Il Tar del Lazio boccia il Ministero e annulla i provvedimenti che hanno disciplinato le prove di ammissione alla Facoltà di Medicina per l’anno accademico 2023/2024. Per i giudici amministrativi, chiamati a pronunciarsi sugli oltre 3mila ricorsi dei candidati che non avevano superato il test, quelle “prove” sottoposte ai candidati “non erano omogenee quanto a difficoltà complessiva”. Il provvedimento, che ha annullato bando e graduatoria 2023, salva però le posizioni di chi ha superato le prove e si è già iscritto ai corsi e allo stesso tempo nega la possibilità agli altri candidati di potersi immatricolare in sovrannumero. Decisione, quest’ultima, contestata dai ricorrenti che hanno già annunciato di rivolgersi al Consiglio di Stato.

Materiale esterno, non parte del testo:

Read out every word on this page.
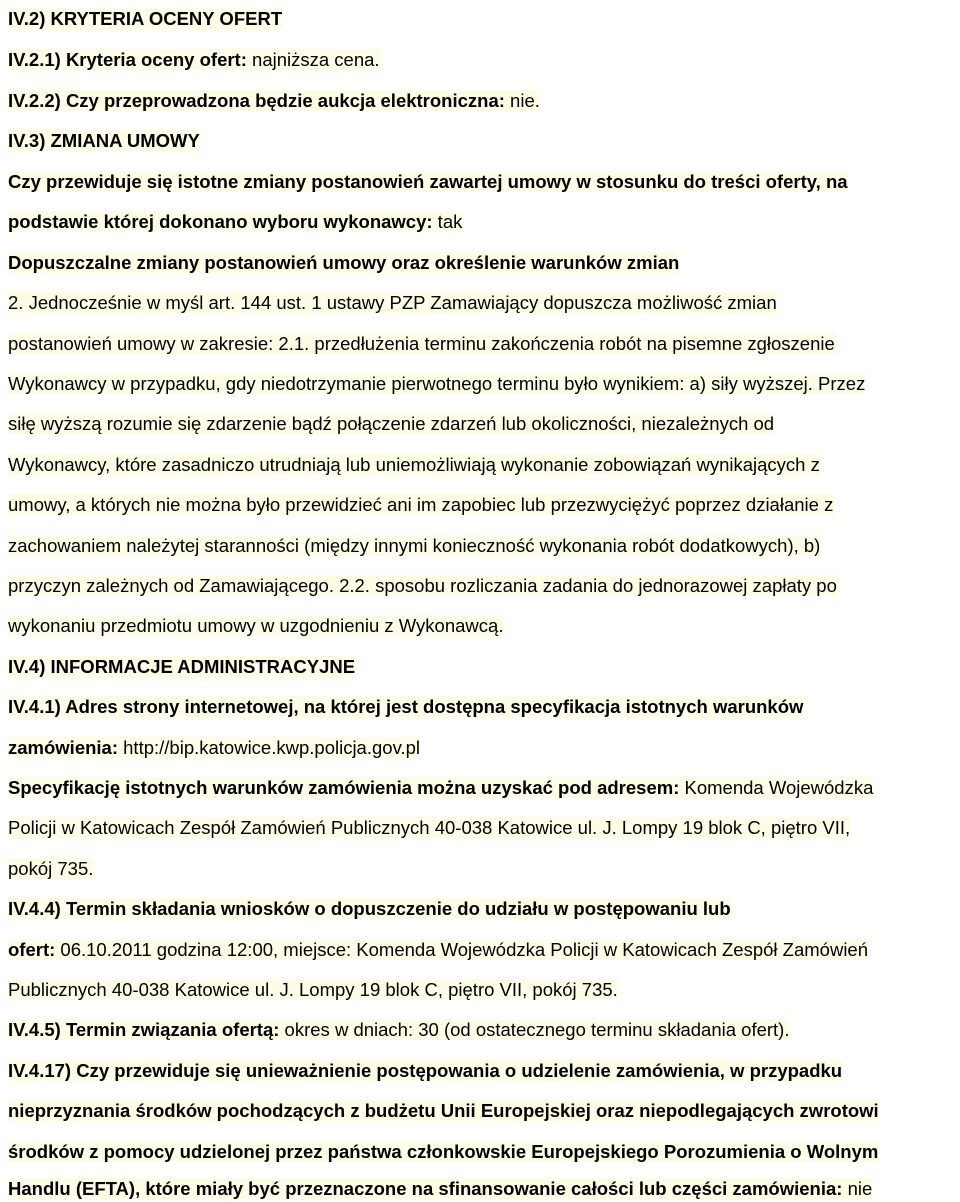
IV.2) KRYTERIA OCENY OFERT
IV.2.1) Kryteria oceny ofert: najniższa cena.
IV.2.2) Czy przeprowadzona będzie aukcja elektroniczna: nie.
IV.3) ZMIANA UMOWY
Czy przewiduje się istotne zmiany postanowień zawartej umowy w stosunku do treści oferty, na
podstawie której dokonano wyboru wykonawcy: tak
Dopuszczalne zmiany postanowień umowy oraz określenie warunków zmian
2. Jednocześnie w myśl art. 144 ust. 1 ustawy PZP Zamawiający dopuszcza możliwość zmian
postanowień umowy w zakresie: 2.1. przedłużenia terminu zakończenia robót na pisemne zgłoszenie
Wykonawcy w przypadku, gdy niedotrzymanie pierwotnego terminu było wynikiem: a) siły wyższej. Przez
siłę wyższą rozumie się zdarzenie bądź połączenie zdarzeń lub okoliczności, niezależnych od
Wykonawcy, które zasadniczo utrudniają lub uniemożliwiają wykonanie zobowiązań wynikających z
umowy, a których nie można było przewidzieć ani im zapobiec lub przezwyciężyć poprzez działanie z
zachowaniem należytej staranności (między innymi konieczność wykonania robót dodatkowych), b)
przyczyn zależnych od Zamawiającego. 2.2. sposobu rozliczania zadania do jednorazowej zapłaty po
wykonaniu przedmiotu umowy w uzgodnieniu z Wykonawcą.
IV.4) INFORMACJE ADMINISTRACYJNE
IV.4.1) Adres strony internetowej, na której jest dostępna specyfikacja istotnych warunków
zamówienia: http://bip.katowice.kwp.policja.gov.pl
Specyfikację istotnych warunków zamówienia można uzyskać pod adresem: Komenda Wojewódzka
Policji w Katowicach Zespół Zamówień Publicznych 40-038 Katowice ul. J. Lompy 19 blok C, piętro VII,
pokój 735.
IV.4.4) Termin składania wniosków o dopuszczenie do udziału w postępowaniu lub
ofert: 06.10.2011 godzina 12:00, miejsce: Komenda Wojewódzka Policji w Katowicach Zespół Zamówień
Publicznych 40-038 Katowice ul. J. Lompy 19 blok C, piętro VII, pokój 735.
IV.4.5) Termin związania ofertą: okres w dniach: 30 (od ostatecznego terminu składania ofert).
IV.4.17) Czy przewiduje się unieważnienie postępowania o udzielenie zamówienia, w przypadku
nieprzyznania środków pochodzących z budżetu Unii Europejskiej oraz niepodlegających zwrotowi
środków z pomocy udzielonej przez państwa członkowskie Europejskiego Porozumienia o Wolnym
Handlu (EFTA), które miały być przeznaczone na sfinansowanie całości lub części zamówienia: nie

Lo scorso anno, per la prima volta, avevano debuttato i Tolc med, introdotti dalla ministra dell’Istruzione Maria Cristina Messa, con il governo Draghi. Nel 2023, il test durava 90 minuti ed era composto da 50 domande, 7 quiz di comprensione del testo, competenze acquisite negli studi (15 minuti); 15 quiz di biologia (25 minuti); 15 quiz di chimica e fisica (15 minuti); 13 quiz di matematica e ragionamento (25 minuti). Per i giudici amministrativi, però, la diversa difficoltà dei 1.700 quesiti estratti a sorte non è stata bilanciata adeguatamente.

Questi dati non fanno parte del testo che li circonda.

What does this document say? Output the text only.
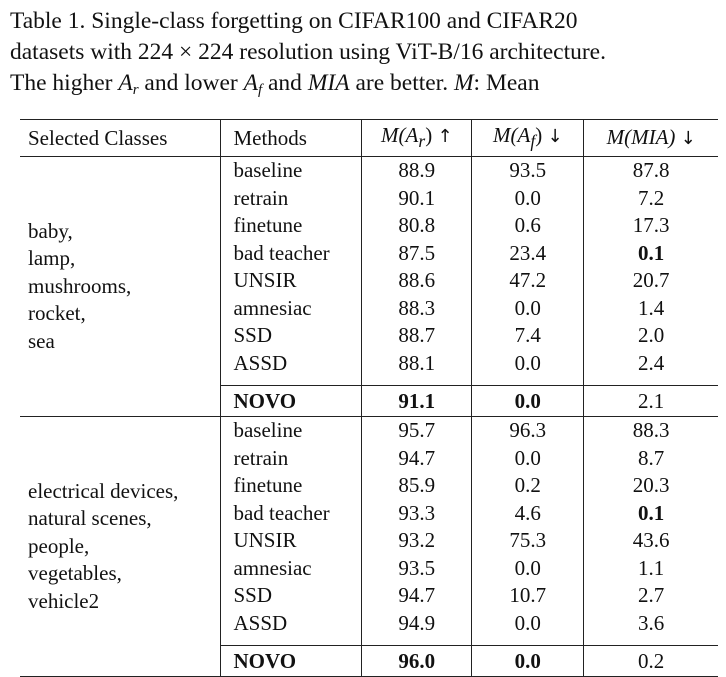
Table 1. Single-class forgetting on CIFAR100 and CIFAR20
datasets with 224 × 224 resolution using ViT-B/16 architecture.
The higher $A_r$ and lower $A_f$ and MIA are better. M: Mean
Selected Classes	Methods	$M(A_r)$ ↑	$M(A_f)$ ↓	M(MIA) ↓

baby,
lamp,
mushrooms,
rocket,
sea	baseline	88.9	93.5	87.8
	retrain	90.1	0.0	7.2
	finetune	80.8	0.6	17.3
	bad teacher	87.5	23.4	0.1
	UNSIR	88.6	47.2	20.7
	amnesiac	88.3	0.0	1.4
	SSD	88.7	7.4	2.0
	ASSD	88.1	0.0	2.4

	NOVO	91.1	0.0	2.1

electrical devices,
natural scenes,
people,
vegetables,
vehicle2	baseline	95.7	96.3	88.3
	retrain	94.7	0.0	8.7
	finetune	85.9	0.2	20.3
	bad teacher	93.3	4.6	0.1
	UNSIR	93.2	75.3	43.6
	amnesiac	93.5	0.0	1.1
	SSD	94.7	10.7	2.7
	ASSD	94.9	0.0	3.6

	NOVO	96.0	0.0	0.2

Il Tar non contesta “la possibilità di limitare l’accesso agli studi superiori per il perseguimento di finalità legittime di interesse generale”, ma fa presente che non può “superare il vaglio di legittimità” un sistema “che non consenta la selezione degli aspiranti secondo criteri di merito e di capacità“, ancor di più, trattandosi nel caso specifico d’individuare le risorse umane da destinare al settore sanitario. I giudici amministrativi hanno ritenuto che il meccanismo introdotto dal Ministero non soddisfi le esigenze previste “presentando elementi di alea che, da un lato, non sono giustificati da esigenze oggettive della selezione e, dall’altro, non consentono un ordinamento degli aspiranti sulla base della sola performance, essendo la relativa posizione influenzata, in maniera anche significativa e determinante l’accesso ai corsi di laurea, dall’attribuzione di un fattore di parametrazione del punteggio che limita, in modo per ciascuno diverso, il punteggio massimo raggiungibile e che mina, pertanto, la par condicio tra i candidati”.

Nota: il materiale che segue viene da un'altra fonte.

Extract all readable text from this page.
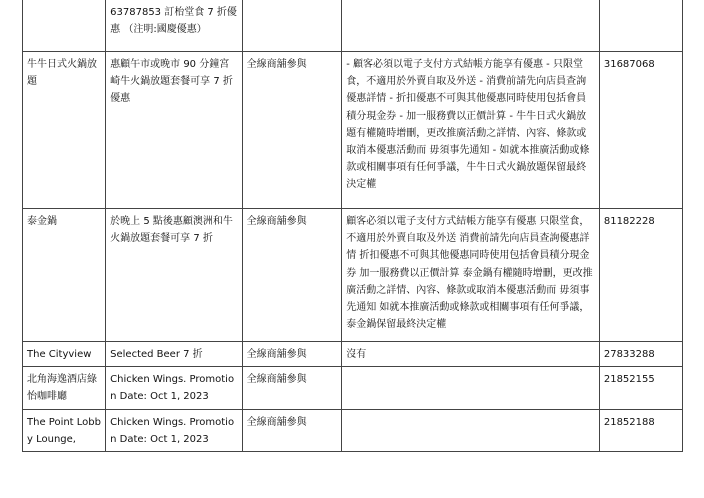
	63787853 訂枱堂食 7 折優惠 （注明:國慶優惠）			
牛牛日式火鍋放題	惠顧午市或晚市 90 分鐘宮崎牛火鍋放題套餐可享 7 折優惠	全線商舖參與	- 顧客必須以電子支付方式結帳方能享有優惠 - 只限堂食，不適用於外賣自取及外送 - 消費前請先向店員查詢優惠詳情 - 折扣優惠不可與其他優惠同時使用包括會員積分現金券 - 加一服務費以正價計算 - 牛牛日式火鍋放題有權隨時增刪，更改推廣活動之詳情、內容、條款或取消本優惠活動而 毋須事先通知 - 如就本推廣活動或條款或相關事項有任何爭議，牛牛日式火鍋放題保留最終決定權	31687068
泰金鍋	於晚上 5 點後惠顧澳洲和牛火鍋放題套餐可享 7 折	全線商舖參與	顧客必須以電子支付方式結帳方能享有優惠 只限堂食，不適用於外賣自取及外送 消費前請先向店員查詢優惠詳情 折扣優惠不可與其他優惠同時使用包括會員積分現金券 加一服務費以正價計算 泰金鍋有權隨時增刪，更改推廣活動之詳情、內容、條款或取消本優惠活動而 毋須事先通知 如就本推廣活動或條款或相關事項有任何爭議，泰金鍋保留最終決定權	81182228
The Cityview	Selected Beer 7 折	全線商舖參與	沒有	27833288
北角海逸酒店綠怡咖啡廳	Chicken Wings. Promotion Date: Oct 1, 2023	全線商舖參與		21852155
The Point Lobby Lounge,	Chicken Wings. Promotion Date: Oct 1, 2023	全線商舖參與		21852188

Pertanto, secondo i giudici, il meccanismo scelto “evidenzia un aspetto che, alla luce delle risultanze agli atti, appare incontestabile“. E cioè che “le prove somministrate ai candidati non erano omogenee quanto a difficoltà complessiva individuata attraverso il coefficiente di equalizzazione” e che “le prove non possano essere omogenee sulla base del punteggio equalizzato è, d’altra parte, implicito nelle premesse di funzionamento del sistema”. Una “disomogeneità” che per il Tar influenza “l’accesso o l’esclusione dai corsi”. Quindi “un sistema siffatto non è idoneo ad assicurare la selezione dei candidati più meritevoli e non può, pertanto, superare il vaglio di legittimità”.

Nella pratica però non cambia nulla per chi ha superato il test e per chi, invece, è stato escluso. Per questo l’avvocato Francesco Leone, dello studio legale Leone-Fell, che rappresenta gli oltre 3 mila ricorrenti, annuncia la presentazione di un ricorso al Consiglio di Stato contro la parte del provvedimento del tar del Lazio sui test di Medicina che non ha ritenuto che i candidati possano immatricolarsi in sovrannumero. “I giudici amministrativi avevano due opzioni: annullare tutto e far rifare le prove o consentire che i ricorrenti si immatricolassero in soprannumero. Una terza possibilità non è data“, sottolinea Leone a LaPresse. La logica di fondo è che “si presenta un ricorso contro qualcosa per trarne un vantaggio”, un beneficio. “In questo caso invece viene riconosciuto solo che avevano ragione i candidati esclusi – afferma – Come dire che se si fa ricorso per una multa, il giudice di pace riconosce le ragioni del ricorrente, ma gli dice che deve comunque pagare”.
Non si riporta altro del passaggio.